President’s Christmas Message

News

“The only constant is change”

The fishing industry has been in a period of intense change for well over two decades. Familiar landmarks have disappeared and comfortable assumptions dispelled. We have seen many of our vessels decommissioned and the framework of rules that we operate within changed almost daily. Above all, we have seen the status of fishermen as a courageous band of brothers bringing vital food to the table, displaced in the public mind by a concept of fishermen as irresponsible destroyers, not only of the marine environment but of their own future.

No one in the fishing industry could be happy about this state of affairs. A failed and dysfunctional Common Fisheries Policy has much to answer for. But the CFP is only part of the problem. Society’s changing expectations over how it expects its food to be produced have often outstripped the industry’s capacity to absorb those changes; and the situation has not been helped by self-appointed doom-mongers that find a ready ear in the media and amongst politicians eager to please.

What are we to do about it?

We could, and often have, railed against the unfairness and appalling relegation of an honourable profession on the basis of misconceptions, distortions, and half-truths. We can moan about the lack of political will that has, for too long, gone along with the lazy assumptions that decisions made in Brussels would lead again to sustainable and profitable fisheries.

But the truth is that, only by taking the initiative as an industry ourselves, will we be able to reclaim fishing from the bureaucrats and doom-mongers. Only by embracing change and being masters of it will we break the grip of the negative on our industry. In many respects this process is well under way.
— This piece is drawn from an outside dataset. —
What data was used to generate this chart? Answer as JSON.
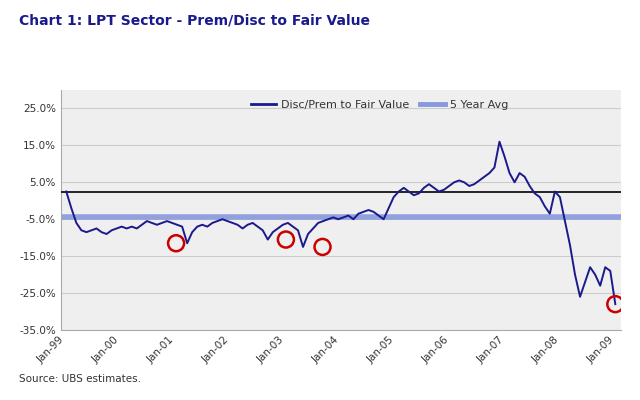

  • Fishermen are working with scientists in fisheries science partnerships to deliver a better understanding of fish stocks and the marine environment as a basis for better management

  • The regional advisory councils are demonstrating that fishermen from different member states and other stakeholders can cooperate to deliver well thought-through, evidence-based advice that should be the basis of policy

  • Initiatives such as the 50% project and Catch Quotas, if properly designed and applied with the industry’s involvement, can make a substantial and real impact on some of the industry’s more intractable problems, such discard reduction, in a way that dictats from above never do

  • There are already strong examples of delegated responsibilities, such as in the field of producer organisation quota management, that point the way to a different, bottom- up, type of management that can deliver a prosperous and sustainable future.

  • Fishermen in the RACs are already working on long term management plans that, all other things being equal, will take us to where we want to go

After the nightmares, failures and wrong turnings of the last two decades we can see a way forward. Realising that vision is dependent, in the first instance, on securing a framework that will allow and even encourage it to develop. The coming year will be pivotal. CFP reform has the capacity to put the fishing industry on the road to a different and better future, a future in which the industry itself is an active rather than passive player. The review of the EU Cod Recovery Plan opens possibilities of breaking free from the imbecilic cuts in TACs and days-at-sea that have delivered exactly nothing in terms of cod recovery.

All of this demands much of the industry. It requires us to be much more involved than the past, not always easy for skippers at sea. It requires us to work together. It requires us to be open to new ways of doing things. Above all it requires us to take responsibility for our own future.

I would like to take this opportunity to wish all NFFO members and our allies, friends and supporters my very best wishes for Christmas and the New Year. We have a big year ahead of us. Enjoy the break.